5. The device according to claim 1, wherein the predicting the type of traffic to be tested according to the probability that the traffic to be tested is a known type and the probability that the traffic to be tested is an unknown attack comprises:

the probability that the flow to be measured is of a known type is recorded

Using probabilities

And P_EVT(e') calculating and updating the probability p that the traffic to be tested belongs to unknown attack_u：

Deciding the type of flow to be measured

Wherein, y^*Indicating a known type, α is a hyperparameter.
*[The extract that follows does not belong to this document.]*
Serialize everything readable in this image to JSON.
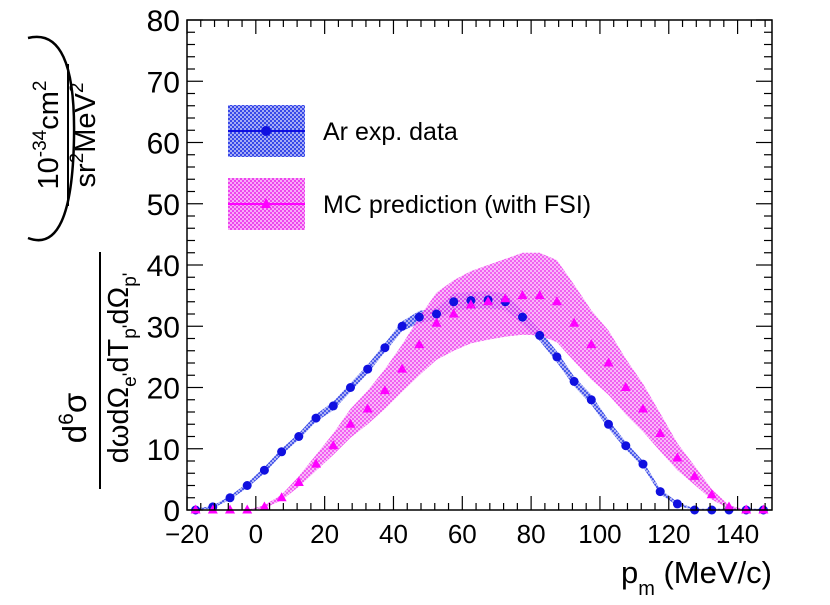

6. A network attack detection method based on deep learning is characterized by comprising the following steps:

extracting expression characteristics from the flow to be detected;

7. The method for detecting network attacks based on deep learning of claim 6, wherein the method further comprises:

acquiring original flow from a network;

8. The method according to claim 6, wherein the network attack detection method based on deep learning,

extracting expression characteristics and evaluating the probability that the flow to be detected is of a certain known type according to the expression characteristics respectively through a convolutional layer and a full connection layer of a convolutional neural network; the convolution layer is used as a feature extraction module, and the full-connection layer is used as a known type classification module;

Wherein

is label y_iIs a one-hot coded form of (j) is

The jth element in (a).

9. The method according to claim 6, wherein the network attack detection method based on deep learning,

the reconstruction expression characteristic is realized by a reconstruction module, the reconstruction module is composed of an automatic encoder, and the reconstruction module utilizes the expression characteristic z_iGenerating reconstruction features

in the above formula, M represents the number of batch trainings;

10. The method as claimed in claim 6, wherein predicting the type of traffic to be detected according to the probability that the traffic to be detected is of a known type and the probability that the traffic to be detected is of an unknown attack comprises:

the probability that the flow to be measured is of a known type is recorded

Using probabilities

Deciding the type of flow to be measured

Wherein, y^*Indicating a known type, α is a hyperparameter.